After changing into my wedding tuxedo, I look down at the ring in my hand. The cold bite of the metal grounds something restless in my chest. Then I slide it onto the smallest finger on my right hand to carry it with me through the estate and then the back double doors as I step into the open-air courtyard behind the manor.

The garden courtyard has been transformed. Strings of golden light wind between wrought iron lamp posts and branches. Wildflowers line the simple aisle in asymmetrical clusters, lavender, bluebells, poppies, ripped from the pages of her favorite memories. Low music curls through the dusk air. At the altar, draped in linen and green vines braided in silver thread, I wait.

It’s not a grand stage, not gilded or overly ornate.
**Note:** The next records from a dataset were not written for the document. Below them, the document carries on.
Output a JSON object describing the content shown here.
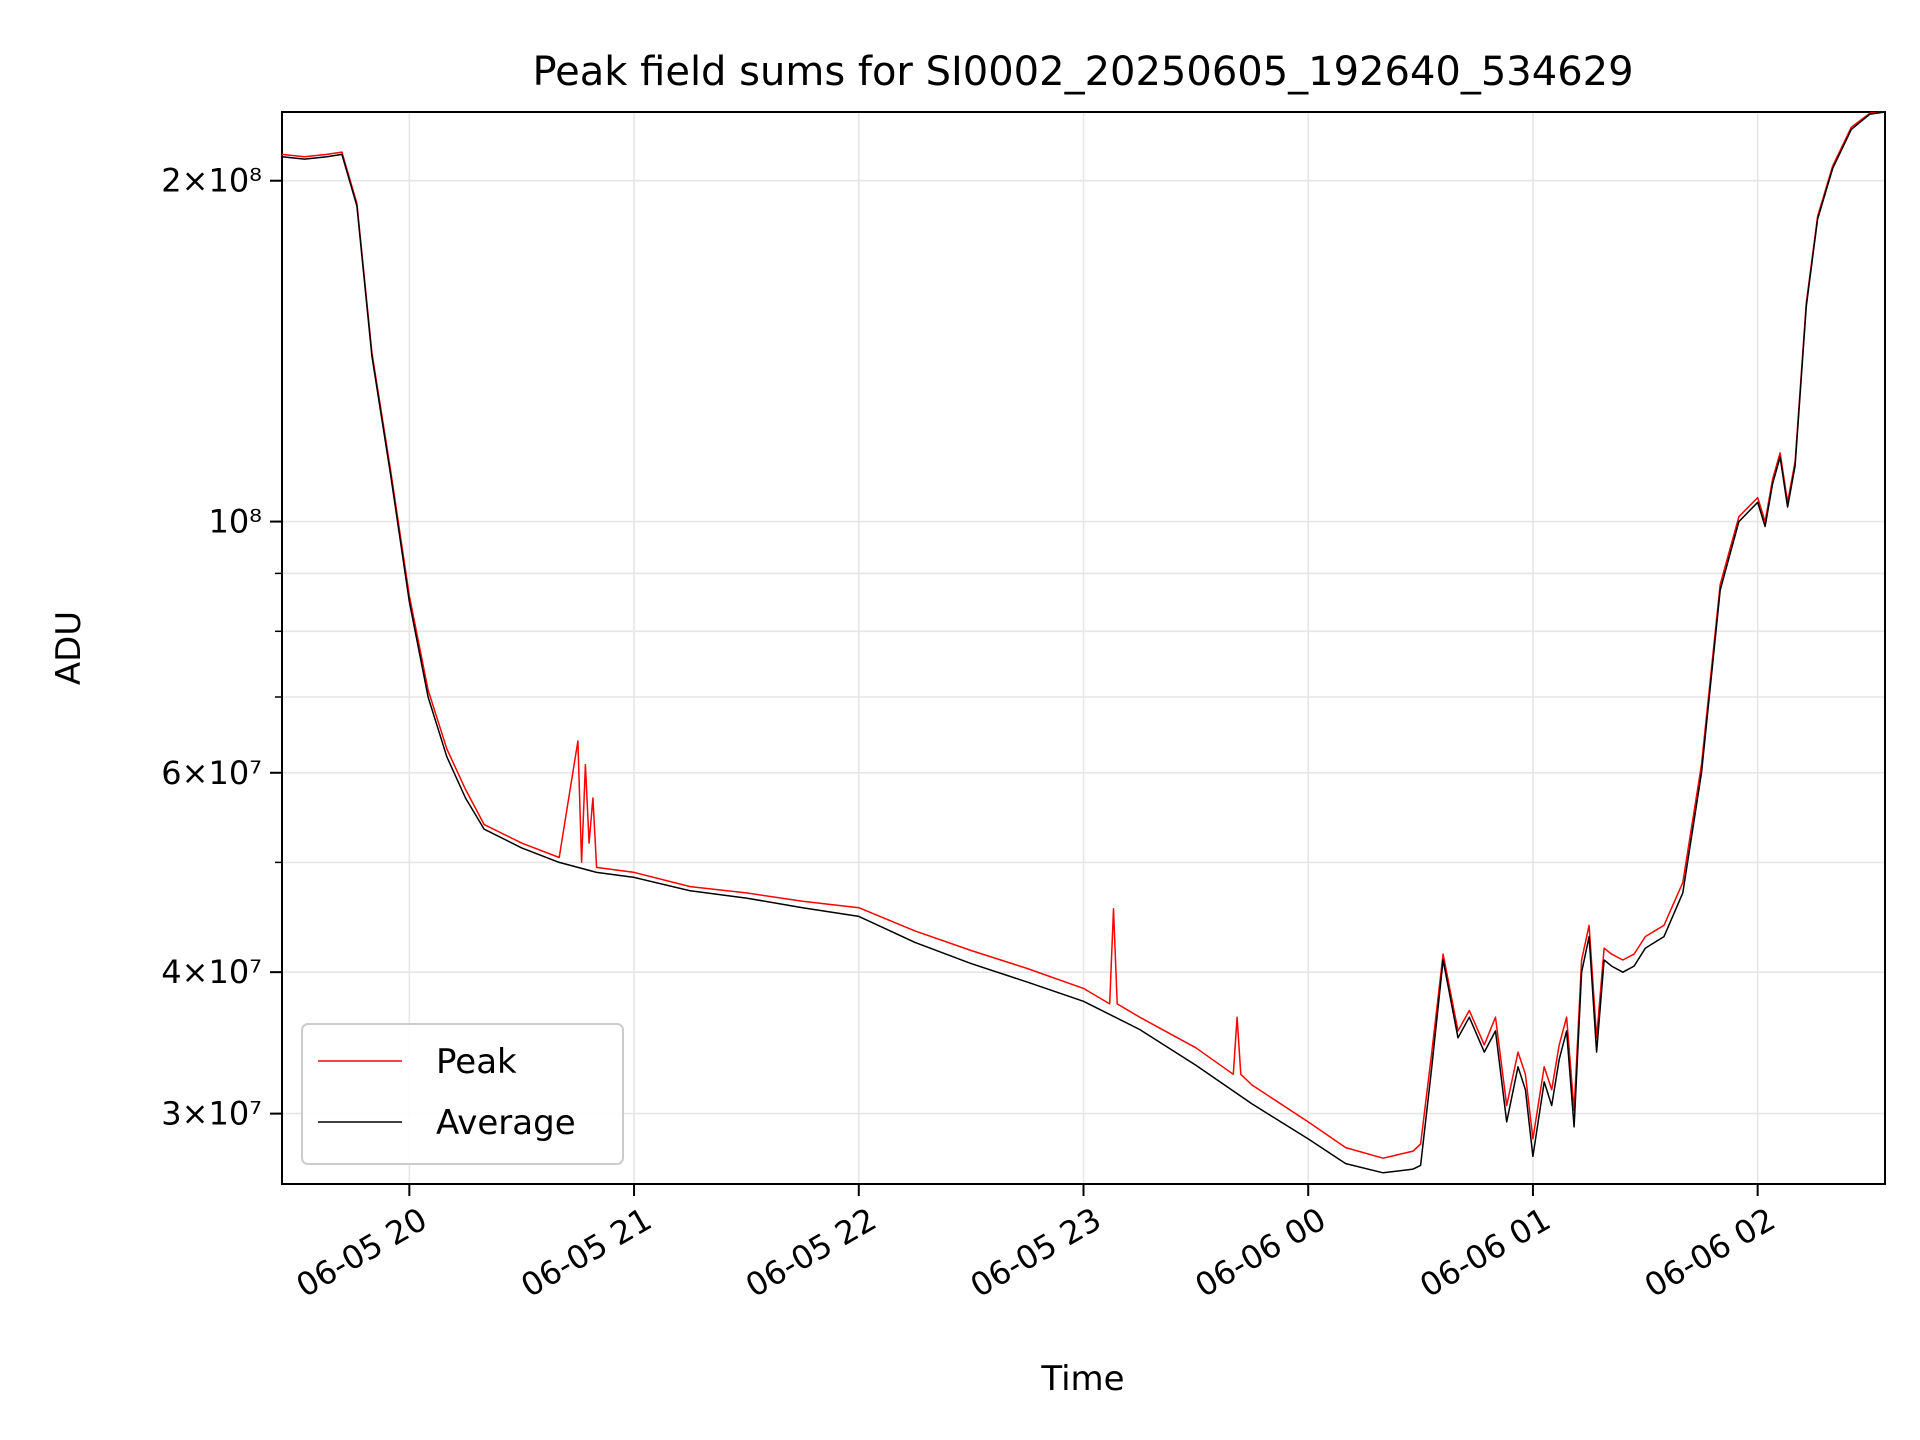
{
  "chart_data": {
    "type": "line",
    "title": "Peak field sums for SI0002_20250605_192640_534629",
    "xlabel": "Time",
    "ylabel": "ADU",
    "y_scale": "log",
    "ylim": [
      26000000,
      230000000
    ],
    "xlim": [
      "2025-06-05 19:26",
      "2025-06-06 02:34"
    ],
    "x_ticks": [
      "06-05 20",
      "06-05 21",
      "06-05 22",
      "06-05 23",
      "06-06 00",
      "06-06 01",
      "06-06 02"
    ],
    "y_ticks": [
      {
        "label": "3×10⁷",
        "value": 30000000
      },
      {
        "label": "4×10⁷",
        "value": 40000000
      },
      {
        "label": "6×10⁷",
        "value": 60000000
      },
      {
        "label": "10⁸",
        "value": 100000000
      },
      {
        "label": "2×10⁸",
        "value": 200000000
      }
    ],
    "grid": true,
    "legend_position": "lower-left",
    "colors": {
      "Peak": "#ff0000",
      "Average": "#000000"
    },
    "series": [
      {
        "name": "Average",
        "x": [
          "2025-06-05 19:26",
          "2025-06-05 19:32",
          "2025-06-05 19:38",
          "2025-06-05 19:42",
          "2025-06-05 19:46",
          "2025-06-05 19:50",
          "2025-06-05 19:55",
          "2025-06-05 20:00",
          "2025-06-05 20:05",
          "2025-06-05 20:10",
          "2025-06-05 20:15",
          "2025-06-05 20:20",
          "2025-06-05 20:30",
          "2025-06-05 20:40",
          "2025-06-05 20:50",
          "2025-06-05 21:00",
          "2025-06-05 21:15",
          "2025-06-05 21:30",
          "2025-06-05 21:45",
          "2025-06-05 22:00",
          "2025-06-05 22:15",
          "2025-06-05 22:30",
          "2025-06-05 22:45",
          "2025-06-05 23:00",
          "2025-06-05 23:15",
          "2025-06-05 23:30",
          "2025-06-05 23:45",
          "2025-06-06 00:00",
          "2025-06-06 00:10",
          "2025-06-06 00:20",
          "2025-06-06 00:28",
          "2025-06-06 00:30",
          "2025-06-06 00:33",
          "2025-06-06 00:36",
          "2025-06-06 00:40",
          "2025-06-06 00:43",
          "2025-06-06 00:47",
          "2025-06-06 00:50",
          "2025-06-06 00:53",
          "2025-06-06 00:56",
          "2025-06-06 00:58",
          "2025-06-06 01:00",
          "2025-06-06 01:03",
          "2025-06-06 01:05",
          "2025-06-06 01:07",
          "2025-06-06 01:09",
          "2025-06-06 01:11",
          "2025-06-06 01:13",
          "2025-06-06 01:15",
          "2025-06-06 01:17",
          "2025-06-06 01:19",
          "2025-06-06 01:21",
          "2025-06-06 01:24",
          "2025-06-06 01:27",
          "2025-06-06 01:30",
          "2025-06-06 01:35",
          "2025-06-06 01:40",
          "2025-06-06 01:45",
          "2025-06-06 01:50",
          "2025-06-06 01:55",
          "2025-06-06 02:00",
          "2025-06-06 02:02",
          "2025-06-06 02:04",
          "2025-06-06 02:06",
          "2025-06-06 02:08",
          "2025-06-06 02:10",
          "2025-06-06 02:13",
          "2025-06-06 02:16",
          "2025-06-06 02:20",
          "2025-06-06 02:25",
          "2025-06-06 02:30",
          "2025-06-06 02:34"
        ],
        "values": [
          210000000,
          209000000,
          210000000,
          211000000,
          190000000,
          140000000,
          110000000,
          85000000,
          70000000,
          62000000,
          57000000,
          53500000,
          51500000,
          50000000,
          49000000,
          48500000,
          47200000,
          46500000,
          45600000,
          44800000,
          42500000,
          40700000,
          39200000,
          37700000,
          35600000,
          33100000,
          30600000,
          28500000,
          27100000,
          26600000,
          26800000,
          27000000,
          33000000,
          41000000,
          35000000,
          36500000,
          34000000,
          35500000,
          29500000,
          33000000,
          31500000,
          27500000,
          32000000,
          30500000,
          33500000,
          35500000,
          29200000,
          40000000,
          43000000,
          34000000,
          41000000,
          40500000,
          40000000,
          40500000,
          42000000,
          43000000,
          47000000,
          60000000,
          87000000,
          100000000,
          104000000,
          99000000,
          108000000,
          114000000,
          103000000,
          112000000,
          155000000,
          185000000,
          205000000,
          222000000,
          229000000,
          230000000
        ]
      },
      {
        "name": "Peak",
        "x": [
          "2025-06-05 19:26",
          "2025-06-05 19:32",
          "2025-06-05 19:38",
          "2025-06-05 19:42",
          "2025-06-05 19:46",
          "2025-06-05 19:50",
          "2025-06-05 19:55",
          "2025-06-05 20:00",
          "2025-06-05 20:05",
          "2025-06-05 20:10",
          "2025-06-05 20:15",
          "2025-06-05 20:20",
          "2025-06-05 20:30",
          "2025-06-05 20:40",
          "2025-06-05 20:45",
          "2025-06-05 20:46",
          "2025-06-05 20:47",
          "2025-06-05 20:48",
          "2025-06-05 20:49",
          "2025-06-05 20:50",
          "2025-06-05 21:00",
          "2025-06-05 21:15",
          "2025-06-05 21:30",
          "2025-06-05 21:45",
          "2025-06-05 22:00",
          "2025-06-05 22:15",
          "2025-06-05 22:30",
          "2025-06-05 22:45",
          "2025-06-05 23:00",
          "2025-06-05 23:07",
          "2025-06-05 23:08",
          "2025-06-05 23:09",
          "2025-06-05 23:15",
          "2025-06-05 23:30",
          "2025-06-05 23:40",
          "2025-06-05 23:41",
          "2025-06-05 23:42",
          "2025-06-05 23:45",
          "2025-06-06 00:00",
          "2025-06-06 00:10",
          "2025-06-06 00:20",
          "2025-06-06 00:28",
          "2025-06-06 00:30",
          "2025-06-06 00:33",
          "2025-06-06 00:36",
          "2025-06-06 00:40",
          "2025-06-06 00:43",
          "2025-06-06 00:47",
          "2025-06-06 00:50",
          "2025-06-06 00:53",
          "2025-06-06 00:56",
          "2025-06-06 00:58",
          "2025-06-06 01:00",
          "2025-06-06 01:03",
          "2025-06-06 01:05",
          "2025-06-06 01:07",
          "2025-06-06 01:09",
          "2025-06-06 01:11",
          "2025-06-06 01:13",
          "2025-06-06 01:15",
          "2025-06-06 01:17",
          "2025-06-06 01:19",
          "2025-06-06 01:21",
          "2025-06-06 01:24",
          "2025-06-06 01:27",
          "2025-06-06 01:30",
          "2025-06-06 01:35",
          "2025-06-06 01:40",
          "2025-06-06 01:45",
          "2025-06-06 01:50",
          "2025-06-06 01:55",
          "2025-06-06 02:00",
          "2025-06-06 02:02",
          "2025-06-06 02:04",
          "2025-06-06 02:06",
          "2025-06-06 02:08",
          "2025-06-06 02:10",
          "2025-06-06 02:13",
          "2025-06-06 02:16",
          "2025-06-06 02:20",
          "2025-06-06 02:25",
          "2025-06-06 02:30",
          "2025-06-06 02:34"
        ],
        "values": [
          211000000,
          210000000,
          211000000,
          212000000,
          191000000,
          141000000,
          111000000,
          86000000,
          71000000,
          63000000,
          58000000,
          54000000,
          52000000,
          50500000,
          64000000,
          50000000,
          61000000,
          52000000,
          57000000,
          49500000,
          49000000,
          47600000,
          47000000,
          46200000,
          45600000,
          43500000,
          41800000,
          40300000,
          38700000,
          37500000,
          45500000,
          37500000,
          36500000,
          34300000,
          32500000,
          36500000,
          32500000,
          31800000,
          29500000,
          28000000,
          27400000,
          27800000,
          28200000,
          34000000,
          41500000,
          35500000,
          37000000,
          34500000,
          36500000,
          30500000,
          34000000,
          32500000,
          28500000,
          33000000,
          31500000,
          34500000,
          36500000,
          30200000,
          41000000,
          44000000,
          35000000,
          42000000,
          41500000,
          41000000,
          41500000,
          43000000,
          44000000,
          48000000,
          61000000,
          88000000,
          101000000,
          105000000,
          100000000,
          109000000,
          115000000,
          104000000,
          113000000,
          156000000,
          186000000,
          206000000,
          223000000,
          229500000,
          230000000
        ]
      }
    ]
  }
}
Every detail is deliberate. I scrolled through every wedding inspiration board Claire ever made, even hacking her private ones, saved every color palette and floral arrangement, every candid post she liked from a wedding blogger seven years ago. I memorized the blues she lingered on, the candlelit courtyard settings that made her comment, the wildflower bouquets she reposted without irony. This ceremony isn’t mine. It’s hers. Or as close as I could build to the one she might’ve dreamed.